とうとう筆者のところにも…… 最近流行中の偽社長詐欺メールにどう対処する?:半径300メートルのIT
筆者のメールボックスに今流行中のCEO詐欺(偽社長詐欺)メールが届きました。筆者はフリーランスのライターであるため真っ先に見抜けましたが、この手口なかなかに巧妙です。今回は最新手口とその対策を考えます。
とうとう筆者のところにも……。迷惑メールフォルダをチェックしていたところ、筆者のメールボックスに「今後の業務連絡は『LINE』にします」という、架空の代表取締役社長こと自分からの業務指示が届きました。筆者自身が代表取締役社長を名乗ることはありませんし、そもそも業務連絡をする部下もいません。これは昨今流行しているCEO詐欺(偽社長詐欺)メールです。
流行の偽社長詐欺メールがついに筆者のもとに…… まずは手口を知ろう
電子メールを起点とし、LINEをはじめとするチャットツールやSNSに誘導するタイプの詐欺手法はしばらく前に大きな話題になりました。とうとう筆者のところにも……という感想なのですが、まずはこのような詐欺があることを知ること、そしてまだ知らない人がいれば教えてあげて、話題にすることでだまされないようにしなくてはなりません。
広義のフィッシング手法ですが、文面を見て社長かどうかを見抜くのではなく、もはや「こういった重要なお知らせが電子メールで来るのはおかしい」と捉えるといいかもしれません。
組織を狙うフィッシング手法として、「ビジネスメール詐欺」(BEC)が登場してから随分と時間がたちました。
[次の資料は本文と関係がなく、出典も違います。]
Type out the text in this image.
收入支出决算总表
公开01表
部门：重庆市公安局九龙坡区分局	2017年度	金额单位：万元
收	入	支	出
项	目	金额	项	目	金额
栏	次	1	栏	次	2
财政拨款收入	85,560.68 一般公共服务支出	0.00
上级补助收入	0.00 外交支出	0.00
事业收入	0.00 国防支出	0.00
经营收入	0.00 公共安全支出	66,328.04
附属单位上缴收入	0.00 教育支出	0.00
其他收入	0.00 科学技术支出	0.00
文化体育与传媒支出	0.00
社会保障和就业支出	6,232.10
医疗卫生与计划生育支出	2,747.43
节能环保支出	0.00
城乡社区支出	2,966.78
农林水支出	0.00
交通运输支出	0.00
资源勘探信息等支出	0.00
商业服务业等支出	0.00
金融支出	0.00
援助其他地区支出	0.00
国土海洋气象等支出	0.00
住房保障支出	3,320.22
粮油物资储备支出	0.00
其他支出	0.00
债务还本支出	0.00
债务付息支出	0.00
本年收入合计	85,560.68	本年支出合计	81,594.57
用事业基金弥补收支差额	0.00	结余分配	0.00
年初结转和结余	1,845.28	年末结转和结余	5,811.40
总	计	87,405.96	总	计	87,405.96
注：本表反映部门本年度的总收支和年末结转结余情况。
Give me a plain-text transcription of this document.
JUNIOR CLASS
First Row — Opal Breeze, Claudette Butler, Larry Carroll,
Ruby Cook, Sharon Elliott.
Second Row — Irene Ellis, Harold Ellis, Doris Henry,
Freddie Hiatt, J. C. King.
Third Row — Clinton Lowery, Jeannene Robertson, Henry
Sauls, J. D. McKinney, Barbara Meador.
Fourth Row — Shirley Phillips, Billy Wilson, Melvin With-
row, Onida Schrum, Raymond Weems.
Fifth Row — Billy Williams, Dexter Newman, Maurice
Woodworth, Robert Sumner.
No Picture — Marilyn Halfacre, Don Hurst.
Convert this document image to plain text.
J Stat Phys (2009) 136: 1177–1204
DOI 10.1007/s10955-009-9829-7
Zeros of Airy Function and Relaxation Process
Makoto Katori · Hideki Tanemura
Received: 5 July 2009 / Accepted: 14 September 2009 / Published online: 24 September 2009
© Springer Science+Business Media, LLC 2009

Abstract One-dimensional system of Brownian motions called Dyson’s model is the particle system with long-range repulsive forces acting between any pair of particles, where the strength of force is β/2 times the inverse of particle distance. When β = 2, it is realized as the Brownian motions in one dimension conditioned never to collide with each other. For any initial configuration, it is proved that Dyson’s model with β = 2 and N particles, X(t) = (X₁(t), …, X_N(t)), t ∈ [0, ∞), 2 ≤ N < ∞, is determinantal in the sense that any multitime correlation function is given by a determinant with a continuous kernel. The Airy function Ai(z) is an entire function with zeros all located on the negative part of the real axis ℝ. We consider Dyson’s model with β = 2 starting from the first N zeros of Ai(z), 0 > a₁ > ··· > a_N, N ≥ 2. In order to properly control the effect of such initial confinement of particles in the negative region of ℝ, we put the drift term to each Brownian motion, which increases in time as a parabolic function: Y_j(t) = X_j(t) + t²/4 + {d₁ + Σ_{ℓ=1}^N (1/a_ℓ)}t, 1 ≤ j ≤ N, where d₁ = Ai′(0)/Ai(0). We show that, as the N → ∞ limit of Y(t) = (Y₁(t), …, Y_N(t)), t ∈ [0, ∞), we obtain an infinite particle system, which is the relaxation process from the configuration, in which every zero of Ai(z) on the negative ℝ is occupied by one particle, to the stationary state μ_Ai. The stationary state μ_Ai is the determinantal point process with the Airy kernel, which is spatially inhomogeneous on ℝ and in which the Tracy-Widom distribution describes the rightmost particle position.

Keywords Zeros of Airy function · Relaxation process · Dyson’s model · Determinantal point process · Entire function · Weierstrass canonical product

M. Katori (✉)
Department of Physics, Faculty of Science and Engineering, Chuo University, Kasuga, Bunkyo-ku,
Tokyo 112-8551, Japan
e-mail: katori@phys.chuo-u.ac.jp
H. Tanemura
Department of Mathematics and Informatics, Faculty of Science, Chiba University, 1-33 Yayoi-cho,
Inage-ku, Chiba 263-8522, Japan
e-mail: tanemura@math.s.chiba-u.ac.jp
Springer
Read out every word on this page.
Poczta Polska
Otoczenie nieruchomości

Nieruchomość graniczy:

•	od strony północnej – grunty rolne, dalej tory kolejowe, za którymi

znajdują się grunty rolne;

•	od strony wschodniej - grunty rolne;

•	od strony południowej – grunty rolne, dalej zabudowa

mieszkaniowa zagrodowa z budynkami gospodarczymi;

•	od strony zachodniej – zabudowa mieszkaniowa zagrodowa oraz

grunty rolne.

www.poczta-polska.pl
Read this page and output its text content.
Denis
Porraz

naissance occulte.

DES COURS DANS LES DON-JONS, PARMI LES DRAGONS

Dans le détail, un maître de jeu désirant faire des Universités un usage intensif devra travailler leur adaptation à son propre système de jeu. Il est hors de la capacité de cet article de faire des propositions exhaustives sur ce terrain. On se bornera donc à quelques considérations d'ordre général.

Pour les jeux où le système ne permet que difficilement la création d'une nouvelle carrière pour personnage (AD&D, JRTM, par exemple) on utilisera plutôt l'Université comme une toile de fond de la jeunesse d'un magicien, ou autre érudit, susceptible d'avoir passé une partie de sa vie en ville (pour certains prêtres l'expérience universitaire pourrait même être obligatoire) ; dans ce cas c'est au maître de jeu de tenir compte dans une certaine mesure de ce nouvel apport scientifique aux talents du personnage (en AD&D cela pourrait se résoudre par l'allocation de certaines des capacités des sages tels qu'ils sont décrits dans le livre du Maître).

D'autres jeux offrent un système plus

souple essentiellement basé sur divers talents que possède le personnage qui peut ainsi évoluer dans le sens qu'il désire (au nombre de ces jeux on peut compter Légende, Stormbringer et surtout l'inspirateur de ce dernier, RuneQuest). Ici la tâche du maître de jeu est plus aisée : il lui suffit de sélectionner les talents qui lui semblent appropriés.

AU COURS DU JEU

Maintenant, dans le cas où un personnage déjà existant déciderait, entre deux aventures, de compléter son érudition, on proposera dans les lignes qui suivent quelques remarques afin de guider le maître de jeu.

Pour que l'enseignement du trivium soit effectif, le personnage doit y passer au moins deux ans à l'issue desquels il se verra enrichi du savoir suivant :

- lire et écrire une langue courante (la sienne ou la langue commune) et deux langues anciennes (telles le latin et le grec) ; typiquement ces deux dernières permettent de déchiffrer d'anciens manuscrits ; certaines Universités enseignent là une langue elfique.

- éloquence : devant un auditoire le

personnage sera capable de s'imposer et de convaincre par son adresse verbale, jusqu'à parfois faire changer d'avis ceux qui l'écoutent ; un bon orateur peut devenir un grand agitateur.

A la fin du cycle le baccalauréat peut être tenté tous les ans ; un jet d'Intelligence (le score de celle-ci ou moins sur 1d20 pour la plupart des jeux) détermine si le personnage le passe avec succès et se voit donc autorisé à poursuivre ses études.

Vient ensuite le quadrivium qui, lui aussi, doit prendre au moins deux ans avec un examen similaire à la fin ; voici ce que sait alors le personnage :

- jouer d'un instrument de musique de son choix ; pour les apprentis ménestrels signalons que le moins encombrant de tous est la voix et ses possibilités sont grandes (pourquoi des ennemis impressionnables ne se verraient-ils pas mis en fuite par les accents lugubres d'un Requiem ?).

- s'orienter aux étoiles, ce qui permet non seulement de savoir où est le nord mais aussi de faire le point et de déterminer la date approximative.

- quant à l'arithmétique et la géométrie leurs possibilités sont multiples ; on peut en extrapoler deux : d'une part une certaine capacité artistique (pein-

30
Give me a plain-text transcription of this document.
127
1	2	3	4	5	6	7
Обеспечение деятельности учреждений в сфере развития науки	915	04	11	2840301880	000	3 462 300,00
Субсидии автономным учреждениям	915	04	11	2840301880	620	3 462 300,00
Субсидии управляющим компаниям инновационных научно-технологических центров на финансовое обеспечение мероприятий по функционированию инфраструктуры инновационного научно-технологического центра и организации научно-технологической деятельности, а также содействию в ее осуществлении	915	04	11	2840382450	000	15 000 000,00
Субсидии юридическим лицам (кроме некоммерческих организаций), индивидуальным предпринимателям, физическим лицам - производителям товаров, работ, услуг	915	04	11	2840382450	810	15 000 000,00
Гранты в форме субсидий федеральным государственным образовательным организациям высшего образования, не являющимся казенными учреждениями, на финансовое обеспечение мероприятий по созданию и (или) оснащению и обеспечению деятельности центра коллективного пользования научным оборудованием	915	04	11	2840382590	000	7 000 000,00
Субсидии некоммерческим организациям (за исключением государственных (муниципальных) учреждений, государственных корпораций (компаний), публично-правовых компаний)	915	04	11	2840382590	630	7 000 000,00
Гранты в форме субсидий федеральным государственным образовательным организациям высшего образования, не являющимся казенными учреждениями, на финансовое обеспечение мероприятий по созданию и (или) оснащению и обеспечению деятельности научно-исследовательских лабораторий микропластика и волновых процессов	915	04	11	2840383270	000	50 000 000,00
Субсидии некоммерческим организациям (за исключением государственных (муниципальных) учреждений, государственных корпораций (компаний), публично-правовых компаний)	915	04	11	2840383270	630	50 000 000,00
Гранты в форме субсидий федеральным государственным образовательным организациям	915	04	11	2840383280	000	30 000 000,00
業種や規模を問わずやってきて、その被害は億円単位になることもある、大変ずる賢い詐欺です。その詐欺の内容をもう一度おさらいしておきましょう。
攻撃者は、組織のメールアカウントの認証/認可情報を奪い、ひそかにそのやりとりを盗み見ています。これは、ID/パスワードが盗まれるパターンや、サーバそのものに侵入しているパターンなどさまざまでしょう。ビジネスにおいて取引や請求に関する情報を電子メールでやりとりするのは非常に一般的です。
攻撃者はそのやりとりをチェックし、請求書などが飛び交った瞬間、「先ほどの請求書ですが、口座情報が間違っていました。つきましては下記の正しい口座に……」という電子メールを送信します。ただ指示された口座は犯人が用意した偽のものです。たった1回の詐欺行為で大きな被害が生まれてしまうでしょう。
この他、財務担当などお金を扱う従業員を標的に、メールアカウントを奪って偽の取引や送金指示を送る詐欺もあります。この事例については、情報処理推進機構(IPA)の「ビジネスメール詐欺(BEC)対策特設ページ」を参照してください。最新の事例を含めてパターンと対策が紹介されています。
ビジネスメール詐欺の発展系 偽社長詐欺に使われる技術
そして、BECをさらに発展させたのが「偽社長詐欺」です。警視庁のページでは、冒頭に紹介したような詐欺パターンを警告しています。大企業や中堅企業の社長自らが(恐らくは個人アカウントの)LINEグループに入ることはイレギュラーだと思います。しかし個人経営の小さな企業や、従業員との距離が非常に近いフレンドリーな組織であると、LINEグループで仕事の指示をすることはあると思います。日本の小さな組織あるあるという感じで、そこを狙った攻撃といえるでしょう。
警察庁の注意喚起は以下の通りです。
- この種の事案の発生について、法人(社内)で情報共有してください
- 法人(社内)で送金に関するルールを再確認してください
- SNSグループの利用を指示されたら注意してください
加えて、LINEであれば迷惑行為として通報することが可能です。グループを作り、偽社長とつながってしまった場合、この方法で通報処理しましょう。
IPAは2026年3月12日、安心相談窓口だよりとして「社長等をかたる詐欺メールに注意!」を公開しました。これによると、「相談窓口には2025年12月16日から2026年3月10日までの間に、本手口に関する相談が106件」も寄せられているとのことです。これもまた、攻撃者は明確に「金銭」を狙っています。
チャットのグループを作ってしまったとしても、偽社長と会話をしたとしても、攻撃者のゴールである「誤振り込み」さえしなければセーフです。その間に少しでもおかしいと思えれば、誰かに相談さえできればわれわれのゴールである「安全」の勝ちです。ぜひ、知ることから始めましょう。